Scott Berry, Raoul Dean, and Joseph Hamilton, three teenage runaways and vandals sent to Bleda Reformatory, come face to face with violence when one of the three is murdered and the surviving two seek the killer
Damon Galgut was born in Pretoria in 1963. He wrote his first novel, A Sinless Season, when he was seventeen. His other books include Small Circle of Beings, The Beautiful Screaming of Pigs, The Quarry, The Good Doctor and The Impostor. The Good Doctor was shortlisted for the Man Booker Prize, the Commonwealth Writers' Prize and the Dublin/IMPAC Award. The Imposter was also shortlisted for the Commonwealth Writers' Prize. He lives in Cape Town.

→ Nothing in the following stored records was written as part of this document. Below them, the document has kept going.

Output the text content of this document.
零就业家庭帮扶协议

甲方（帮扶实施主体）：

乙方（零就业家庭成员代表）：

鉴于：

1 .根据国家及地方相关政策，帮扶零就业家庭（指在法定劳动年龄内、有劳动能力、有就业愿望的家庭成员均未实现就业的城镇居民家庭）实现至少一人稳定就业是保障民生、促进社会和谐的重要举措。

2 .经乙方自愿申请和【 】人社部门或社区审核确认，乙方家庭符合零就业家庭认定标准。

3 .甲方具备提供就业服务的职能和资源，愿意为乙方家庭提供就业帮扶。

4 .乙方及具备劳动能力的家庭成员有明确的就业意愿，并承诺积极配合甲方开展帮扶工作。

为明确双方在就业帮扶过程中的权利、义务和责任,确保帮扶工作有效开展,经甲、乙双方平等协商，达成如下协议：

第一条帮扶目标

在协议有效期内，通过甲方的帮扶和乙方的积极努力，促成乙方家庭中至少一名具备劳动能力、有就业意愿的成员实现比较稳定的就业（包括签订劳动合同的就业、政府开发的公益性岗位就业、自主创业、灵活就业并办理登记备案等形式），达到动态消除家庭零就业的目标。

i'm still reeling a bit from this book! he wrote it when he was 17, apparently, and its kind of morbid and hysterical yet gripping and occasionally beautiful. Its about some boys who get sent to a reform school by the ocean, on the edge of a cliff....it's set in south africa, not that the national context seems at all relevant, unless one wants to read the whole thing as being some kind of metaphor for the violence and insanity bubbling under the surface of middle class white life. The school appears to be a well-functioning, liberal establishment, but the boys are up to some nasty things in secret, and its not that hard to start a mutiny. The blurb describes it as being a kind of lord of the flies; but its really about the main character, scott's, feelings for his ruffian friend raoul-who may or may not be a sociopath-and where obsessive homoerotic devotion can lead you...

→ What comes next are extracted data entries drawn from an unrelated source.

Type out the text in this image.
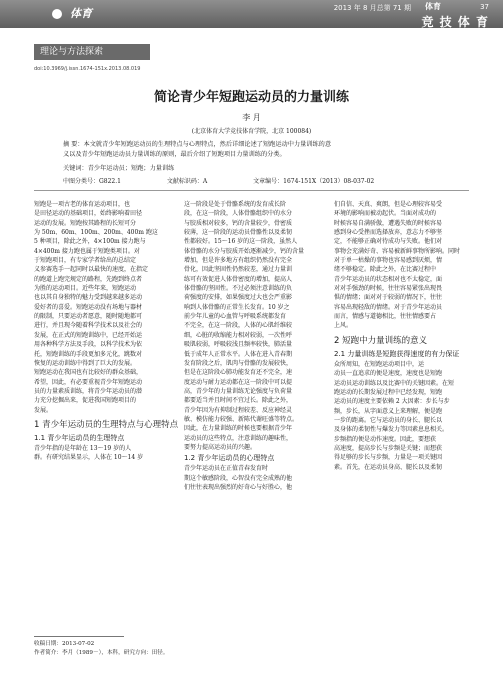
体育	2013 年 8 月总第 71 期 体育	37
竞 技 体 育
理论与方法探索
doi:10.3969/j.issn.1674-151x.2013.08.019
简论青少年短跑运动员的力量训练
李 月
(北京体育大学竞技体育学院，北京 100084)
摘 要：本文就青少年短跑运动员的生理特点与心理特点，然后详细论述了短跑运动中力量训练的意
义以及青少年短跑运动员力量训练的原则，最后介绍了短跑项目力量训练的分类。
关键词：青少年运动员；短跑；力量训练
中图分类号：G822.1	文献标识码：A	文章编号：1674-151X（2013）08-037-02

短跑是一项古老的体育运动项目，也

是田径运动的基础项目，始终影响着田径

运动的发展。短跑按其路程的长短可分

为 50m、60m、100m、200m、400m 跑这

5 种项目，除此之外，4×100m 接力跑与

4×400m 接力跑也属于短跑类项目。对

于短跑项目，有专家学者给出的总结定

义参赛选手一起同时以最快的速度，在指定

的跑道上跑完规定的路程，先跑到终点者

为胜的运动项目。近些年来，短跑运动

也以其自身独特的魅力受到越来越多运动

爱好者的喜爱。短跑运动没有场地与器材

的限制，只要运动者愿意，随时随地都可

进行，并且现今随着科学技术以及社会的

发展，在正式的短跑训练中，已经开始运

用各种科学方法及手段，以科学技术为依

托，短跑训练的手段更加多元化，跳数对

恢复的运动训练中得到了巨大的发展。

短跑运动在我国也有比较好的群众基础，

希望，因此，有必要重视青少年短跑运动

员的力量素质训练，将青少年运动员的潜

力充分挖掘出来，促进我国短跑项目的

发展。

1 青少年运动员的生理特点与心理特点
1.1 青少年运动员的生理特点

青少年指的是年龄在 13～19 岁的人

群。有研究结果显示，人体在 10～14 岁

这一阶段是处于骨骼系统的发育成长阶

段，在这一阶段，人体骨骼组织中的水分

与胶质相对较多，钙的含量较少，骨密质

较薄，这一阶段的运动员骨骼性以及柔韧

性都较好。15～16 岁的这一阶段，虽然人

体骨骼的水分与胶质开始逐渐减少，钙的含量

增加，但是许多地方有组织仍然没有完全

骨化，因此坚固性仍然较差，通过力量训

练可有效促进人体骨密度的增加，提高人

体骨骼的坚固性。不过必须注意训练的负

荷强度的安排，如果强度过大也会严重影

响到人体骨骼的正常生长发育。10 岁之

前少年儿童的心血管与呼吸系统都发育

不完全，在这一阶段，人体的心肌纤维较

细，心脏的收缩能力相对较弱，一次性呼

吸肌较弱，呼吸较浅且频率较快，肺活量

低于成年人正常水平。人体在进入青春期

发育阶段之后，肌肉与骨骼的发展较快，

但是在这阶段心肺功能发育还不完全，速

度运动与耐力运动都在这一阶段中可以提

高，青少年的力量训练无论强度与负荷量

都要适当并且时间不宜过长。除此之外，

青少年因为有抑制过程较差、反应神经灵

敏、模仿能力较强、新陈代谢旺盛等特点。

因此，在力量训练的时候也要根据青少年

运动员的这些特点，注意训练的趣味性，

要努力提高运动员的兴趣。

1.2 青少年运动员的心理特点

青少年运动员在正值青春发育时

期这个敏感阶段，心智没有完全成熟的他

们往往表现出强烈的好奇心与好胜心，他

们自信、天真、爽朗，但是心理较容易受

环境的影响而被动起伏。当面对成功的

时候容易自满骄傲，遭遇失败的时候容易

感到身心受挫而选择放弃，意志力不够坚

定，不能够正确对待成功与失败。他们对

事物会充满好奇、容易被新鲜事物所影响。同时

对于单一枯燥的事物也容易感到厌烦，情

绪不够稳定。除此之外，在比赛过程中

青少年运动员的状态相对也不太稳定，面

对对手强劲的时候，往往容易紧张出现畏

惧的情绪；面对对于较弱的情况下，往往

容易出现轻敌的情绪。对于青少年运动员

而言，情感与道德相比，往往情感要占

上风。

2 短跑中力量训练的意义
2.1 力量训练是短跑获得速度的有力保证

众所周知，在短跑运动项目中，运

动员一直追求的便是速度，速度也是短跑

运动员运动训练以及比赛中的关键因素。在短

跑运动的长期发展过程中已经发现，短跑

运动员的速度主要依赖 2 大因素：步长与步

频，步长，从字面意义上来理解，便是跑

一步的距离。它与运动员的身长、腿长以

及身体的柔韧性与爆发力等因素息息相关。

步频指的便是动作速度。因此，要想获

高速度，提高步长与步频是关键；而想获

得足够的步长与步频，力量是一项关键因

素。首先，在运动员身高、腿长以及柔韧

收稿日期：2013-07-02
作者简介：李月（1989－），本科，研究方向：田径。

The writing was honestly good. I loved how it enabled me to enter that world. The book was philosophical and daunting at the same time. Honestly morbid af. I feel unsettled after reading. What is good?
I think Galgut's later books are much better written - In A Strange Room or The Good Doctor. I wanted to read this book because I like Galgut so much, that I was interested in his earlier writings. There are glimmers of greatness in this book, but plot-wise it just was not that satisfying to me. It is a quick read.
Written when the author was a teenager. My goodness. The writing is quite good. The plot is quite good. The ending, the real one after the cliche cinematic denouement, is quite good, and, surprisingly, has a striking similarity to my previous read.
The teenage world of bad parenting, bad influences, and homoeroticism, rendered by a teenager, I repeat, a teenager.